What’s the point of student engagement anyway?

So, we’re doing a thing in our Department.

FFS Google, with your heteronormativity…

Despite doing lots of L&T innovation, we’re making a point of going to our university-organised training sessions, to scope and refresh our practice. Just because we think we’re doing good things, doesn’t mean we aren’t potentially missing stuff.

So last week I went with my colleague to a workshop on student engagement.

It was really good to spend time devoted to this, because it’s one of those topics that floats in the background, but often fails to get enough attention in of itself.

Much of the session was ‘how to get and keep students engaged in a classroom’ [spoiler: keep things active and reinforce positive behaviour], but for me the best bit was considering the question of what ‘engagement’ might actually be.

This might seem odd, since it’s almost axiomatically good to have student engagement, so why even bother going there?

But with even a moments’ thought (and we gave noticeably more than that), it’s really difficult to pin down what it might involve.

Sure, part of it is ‘are they paying attention’, but it’s also about their attitude towards learning, their emotions. We want them to be participating, but also to be actually really into it.

Which is odd.

Because once you start to unpack engagement, you have to also start unpacking the paths of that engagement. And those paths don’t have to run through your classroom or your activities.

I’m sure you, like I do, examples of students who really never turned up, or contributed, but totally aced their exams. Or students who were passionate about the subject, but never could formalise that into performances in assessment.

Yes, we offer students a framework for learning to help them make the most of their potential and their motivation, but it’s a framework that has a pretty reductive palate of outcomes, based around formal assessment. You might be able to write them a glowing reference, but it’s not quite the same (nor does it carry the same weight) as an A in their assessment.

Education systems are simultaneously liberating and constraining.

I can easily say that I learnt much more from the non-assessed aspects of my time in education than from the stuff I revised and sat exam for. Things about myself, and about people, and about the work (about teaching even) that just weren’t on the syllabus (and never will be).

And that’s fine.

The most rewarding experiences I have had as an instructor/teacher/facilitator have come from seeing individuals discover themselves and their world, from taking their steps into their futures, almost totally disconnected from how they did in tests.

Perhaps that’s why I love active learning; for its potential to open up new paths for individuals to act, without prejudice about what’s right or wrong.

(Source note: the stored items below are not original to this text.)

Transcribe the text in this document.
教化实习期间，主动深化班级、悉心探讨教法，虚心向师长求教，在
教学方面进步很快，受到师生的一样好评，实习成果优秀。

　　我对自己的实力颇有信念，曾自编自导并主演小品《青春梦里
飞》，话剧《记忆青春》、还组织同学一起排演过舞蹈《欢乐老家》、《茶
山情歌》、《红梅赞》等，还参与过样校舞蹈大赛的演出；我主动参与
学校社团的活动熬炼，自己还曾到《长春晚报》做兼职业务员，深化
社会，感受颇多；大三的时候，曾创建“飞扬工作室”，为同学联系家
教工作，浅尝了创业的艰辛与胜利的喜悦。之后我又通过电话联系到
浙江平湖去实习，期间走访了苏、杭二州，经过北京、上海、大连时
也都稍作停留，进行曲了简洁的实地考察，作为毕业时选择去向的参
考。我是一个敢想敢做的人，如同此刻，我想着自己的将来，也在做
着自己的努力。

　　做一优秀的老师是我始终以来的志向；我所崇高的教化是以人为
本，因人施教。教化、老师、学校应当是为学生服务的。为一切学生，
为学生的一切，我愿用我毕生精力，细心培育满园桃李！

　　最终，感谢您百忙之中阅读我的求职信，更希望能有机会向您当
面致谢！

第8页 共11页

That’s not an abrogation of responsibility, but rather a reconfiguration of our role relative to our students. We have many ways to become ourselves, so surely we have to respect that diversity and to acknowledge that what works, works.

None of this is to say that I don’t love it when I see an entire class of super-focused students, lasered-in on the task. But it’s also to recognise that this is rare and that the value of education lies as least as much in what students construct as in what we build for them.